Japan Mathematical Olympiad

For a positive integer $n$, let us denote by $S(n)$ the sum of all the positive factors of $n$ whose remainder when divided by $4$ is not equal to $2$. Let us first determine $S(n)$. Suppose the prime factorization of $n$ is given by $$2^m{p}_1^{m_1}\cdots p_k^{m_k}(p_1,\dots ,p_k\text{ are distinct odd primes, }m\ge 0,m_1,\dots ,m_k\ge 1).$$ Since the fact that an integer has a remainder $2$ when divided by $4$ is equivalent to the fact that it is divisible by $2$ only once, we can see that $S(n)$ is the sum of all numbers of the form $$2^l{p}_1^{l_1}\cdots p_k^{l_k}(\text{where }0\le l\le m,1\ne l\ne 1,0\le l_1\le m_1,\dots ,0\le l_k\le m_k).$$ Consequently, $S(n)$ equals $$\sum _{l=0,l\ne 1}^m{2}^l\sum _{l_1=0}^{m_1}{p}_1^{l_1}\cdots \sum _{l_k=0}^{m_k}{p}_k^{l_k}.$$ (Note that because of the distributive law the number of terms in each sum corresponds to the number of possible values for each of the exponents.) For the sake of simplicity, let for each non-negative integer $m$, $$f(2,m)=\sum _{l=0,l\ne 1}^m{2}^l;f(p,m)=\sum _{l=0}^m{p}^l(\text{when }p\text{ is a prime }\ne 2).$$ Then, if $n=2^m{p}_1^{m_1}\cdots p_k^{m_k}$, we have $S(n)=f(2,m)f(p_1,m_1)\cdots f(p_k,m_k)$. In order to determine positive integers $n$ for which $S(n)=1000$, let us first determine the pairs $(p,m)$, where $p$ is a prime and $m$ is a positive integer for which $f(p,m)$ is a factor of $1000$.

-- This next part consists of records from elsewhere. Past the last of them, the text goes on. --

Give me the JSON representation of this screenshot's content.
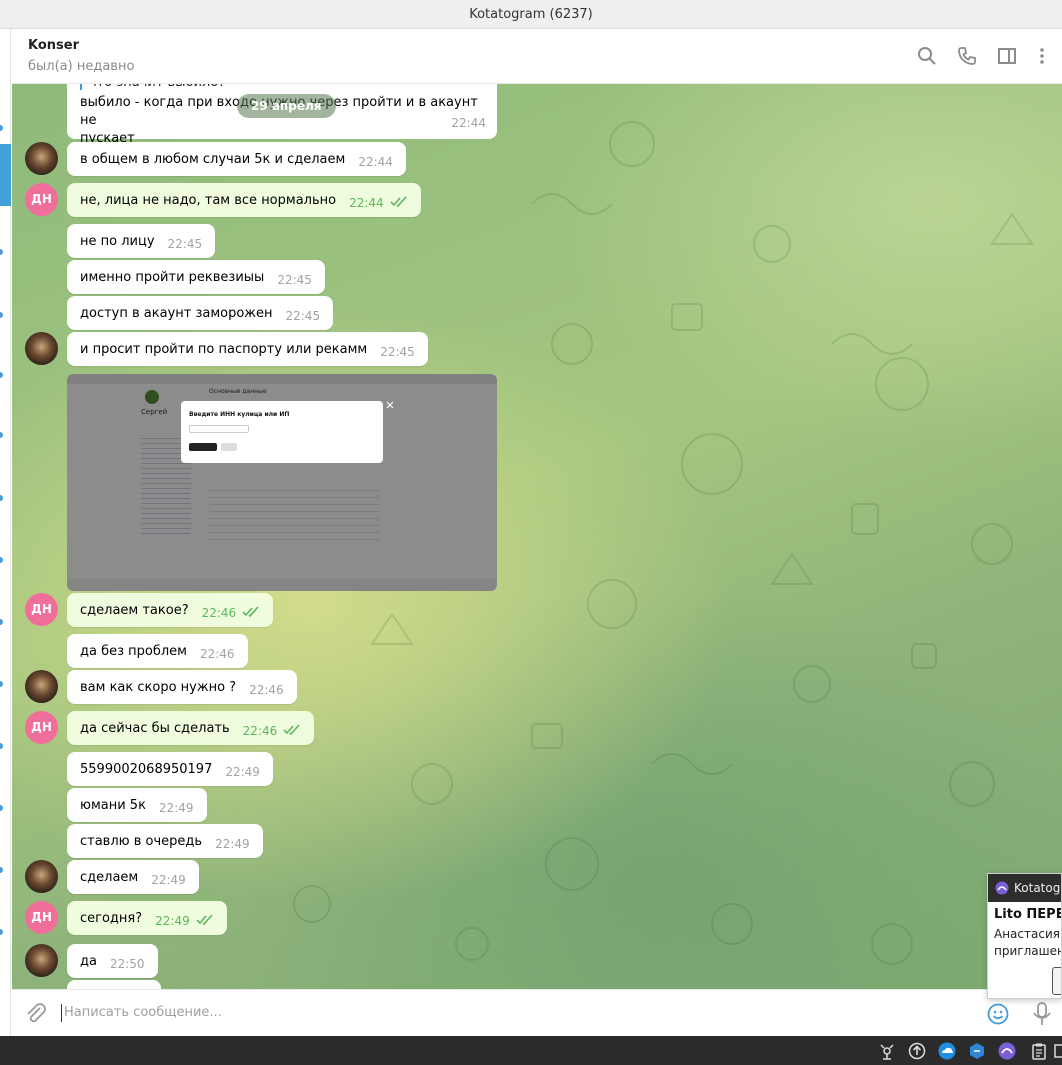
{
  "window": {
    "title": "Kotatogram (6237)"
  },
  "header": {
    "contact_name": "Konser",
    "contact_status": "был(а) недавно",
    "icons": [
      "search-icon",
      "phone-icon",
      "sidebar-toggle-icon",
      "more-vert-icon"
    ]
  },
  "chat": {
    "date_pill": "29 апреля",
    "quoted_preview": "что значит выбило?",
    "first_message": {
      "text_line1": "выбило - когда при входе нужно через пройти и в акаунт не",
      "text_line2": "пускает",
      "time": "22:44"
    },
    "messages": [
      {
        "text": "в общем в любом случаи 5к и сделаем",
        "time": "22:44",
        "out": false,
        "avatar": "photo"
      },
      {
        "text": "не, лица не надо, там все нормально",
        "time": "22:44",
        "out": true,
        "avatar": "ДН"
      },
      {
        "text": "не по лицу",
        "time": "22:45",
        "out": false,
        "avatar": ""
      },
      {
        "text": "именно пройти реквезиыы",
        "time": "22:45",
        "out": false,
        "avatar": ""
      },
      {
        "text": "доступ в акаунт заморожен",
        "time": "22:45",
        "out": false,
        "avatar": ""
      },
      {
        "text": "и просит пройти по паспорту или рекамм",
        "time": "22:45",
        "out": false,
        "avatar": "photo"
      },
      {
        "text": "сделаем такое?",
        "time": "22:46",
        "out": true,
        "avatar": "ДН"
      },
      {
        "text": "да без проблем",
        "time": "22:46",
        "out": false,
        "avatar": ""
      },
      {
        "text": "вам как скоро нужно ?",
        "time": "22:46",
        "out": false,
        "avatar": "photo"
      },
      {
        "text": "да сейчас бы сделать",
        "time": "22:46",
        "out": true,
        "avatar": "ДН"
      },
      {
        "text": "5599002068950197",
        "time": "22:49",
        "out": false,
        "avatar": ""
      },
      {
        "text": "юмани 5к",
        "time": "22:49",
        "out": false,
        "avatar": ""
      },
      {
        "text": "ставлю в очередь",
        "time": "22:49",
        "out": false,
        "avatar": ""
      },
      {
        "text": "сделаем",
        "time": "22:49",
        "out": false,
        "avatar": "photo"
      },
      {
        "text": "сегодня?",
        "time": "22:49",
        "out": true,
        "avatar": "ДН"
      },
      {
        "text": "да",
        "time": "22:50",
        "out": false,
        "avatar": "photo"
      }
    ],
    "screenshot_attachment": {
      "dialog_title": "Введите ИНН кулица или ИП",
      "profile_name": "Сергей",
      "tab_main": "Основные данные"
    }
  },
  "composer": {
    "placeholder": "Написать сообщение..."
  },
  "notification": {
    "app": "Kotatogram",
    "title": "Lito ПЕРЕ",
    "line1": "Анастасия",
    "line2": "приглашен"
  },
  "colors": {
    "accent": "#419fd9",
    "outgoing_bubble": "#effdde",
    "avatar_dn": "#f06e9a",
    "time_out": "#5fb75d"
  }
}
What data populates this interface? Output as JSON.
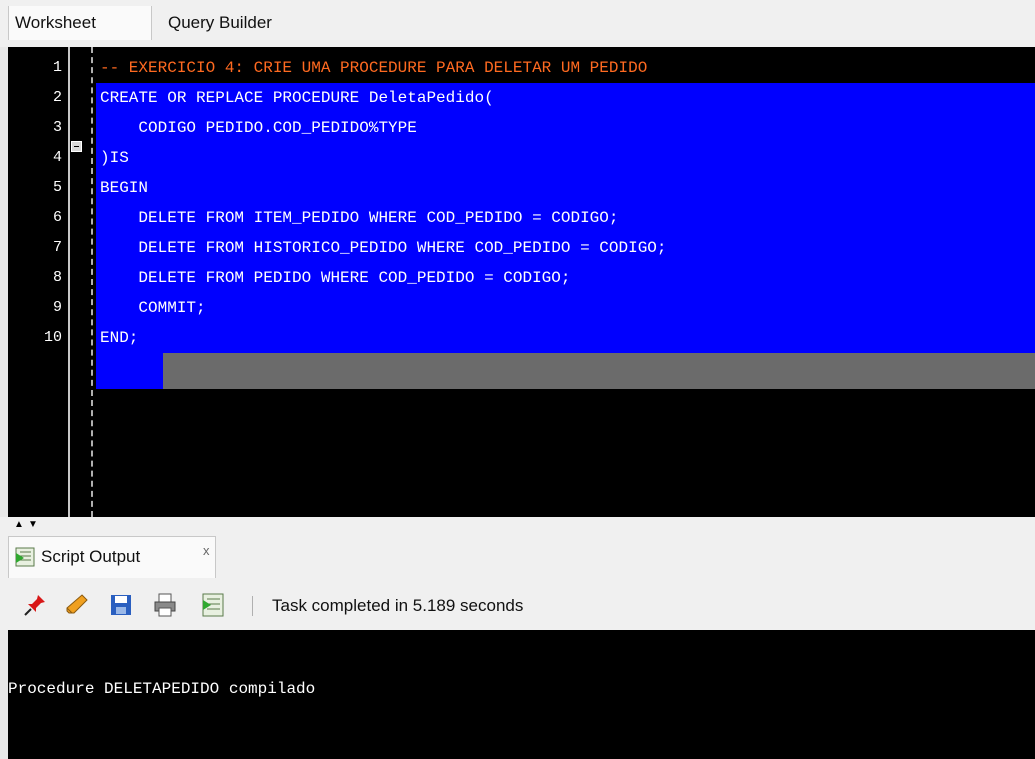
{
  "tabs": {
    "worksheet": "Worksheet",
    "query_builder": "Query Builder"
  },
  "editor": {
    "line_numbers": [
      "1",
      "2",
      "3",
      "4",
      "5",
      "6",
      "7",
      "8",
      "9",
      "10"
    ],
    "lines": [
      "-- EXERCICIO 4: CRIE UMA PROCEDURE PARA DELETAR UM PEDIDO",
      "CREATE OR REPLACE PROCEDURE DeletaPedido(",
      "    CODIGO PEDIDO.COD_PEDIDO%TYPE",
      ")IS",
      "BEGIN",
      "    DELETE FROM ITEM_PEDIDO WHERE COD_PEDIDO = CODIGO;",
      "    DELETE FROM HISTORICO_PEDIDO WHERE COD_PEDIDO = CODIGO;",
      "    DELETE FROM PEDIDO WHERE COD_PEDIDO = CODIGO;",
      "    COMMIT;",
      "END;"
    ],
    "colors": {
      "comment": "#ff6a20",
      "selection": "#0000ff",
      "current_line": "#6b6b6b",
      "background": "#000000"
    }
  },
  "output": {
    "tab_label": "Script Output",
    "close_glyph": "x",
    "toolbar_icons": [
      "pin-icon",
      "eraser-icon",
      "save-icon",
      "print-icon",
      "script-output-icon"
    ],
    "status": "Task completed in 5.189 seconds",
    "text": "Procedure DELETAPEDIDO compilado"
  }
}
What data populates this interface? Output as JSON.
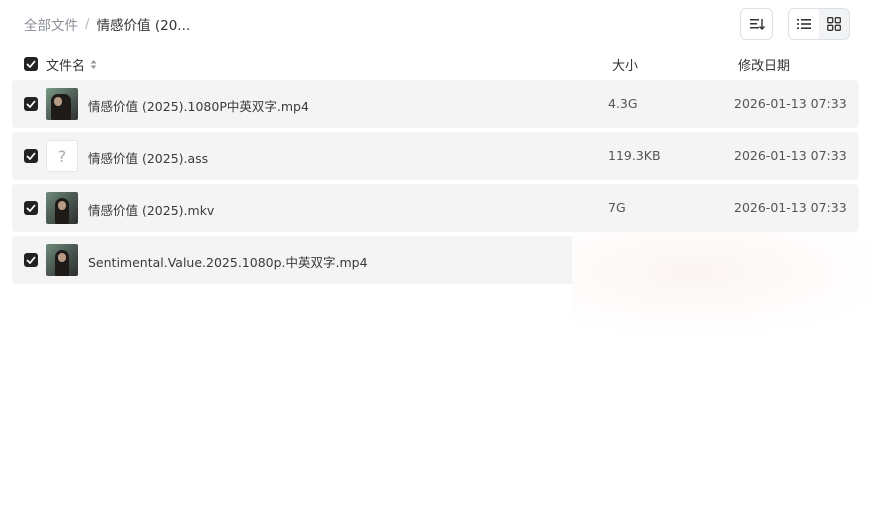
{
  "breadcrumb": {
    "root": "全部文件",
    "separator": "/",
    "current": "情感价值 (20..."
  },
  "table_header": {
    "name": "文件名",
    "size": "大小",
    "date": "修改日期"
  },
  "files": [
    {
      "name": "情感价值 (2025).1080P中英双字.mp4",
      "size": "4.3G",
      "date": "2026-01-13 07:33",
      "thumb": "video-thumbnail"
    },
    {
      "name": "情感价值 (2025).ass",
      "size": "119.3KB",
      "date": "2026-01-13 07:33",
      "thumb": "unknown-file-icon",
      "glyph": "?"
    },
    {
      "name": "情感价值 (2025).mkv",
      "size": "7G",
      "date": "2026-01-13 07:33",
      "thumb": "video-thumbnail"
    },
    {
      "name": "Sentimental.Value.2025.1080p.中英双字.mp4",
      "size": "",
      "date": "",
      "thumb": "video-thumbnail"
    }
  ],
  "icons": {
    "sort": "sort-icon",
    "list_view": "list-view-icon",
    "grid_view": "grid-view-icon",
    "checkbox": "check-icon"
  }
}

When $p=2$, we get that if $m\ge 9$, then $f(2,m)\ge f(2,9)=1021$. So, it is sufficient to consider the cases for $m\le 8$, and we can conclude that $f(2,1)=1$, $f(2,2)=5$, $f(2,6)=125$ are the only cases which give a factor of $1000$ for $f(2,m)$. When $3\le p\le 31$, we can similarly check that $f(3,1)=4$, $f(3,3)=40$, $f(7,1)=8$, $f(19,1)=20$ are the only cases for this range of primes $p$ for which $f(p,m)$ is a factor of $1000$. When $p\ge 32$, we get if $m\ge 2$ $f(p,m)\ge f(m,2)=1+p+p^2\ge 1+32+32^2>1000$. So, it is enough to check the cases for $m=1$ only for this range of $p$, and we get $f(199,1)=200$, $f(499)=500$ as the only possibilities for a factor of $1000$. Finally, we search for combinations of these values of $f(p,m)$'s which yield the product $1000$, and we find that the desired answer is given by $2^6\times 7^1=448$ and $2^2\times 199^1=796$.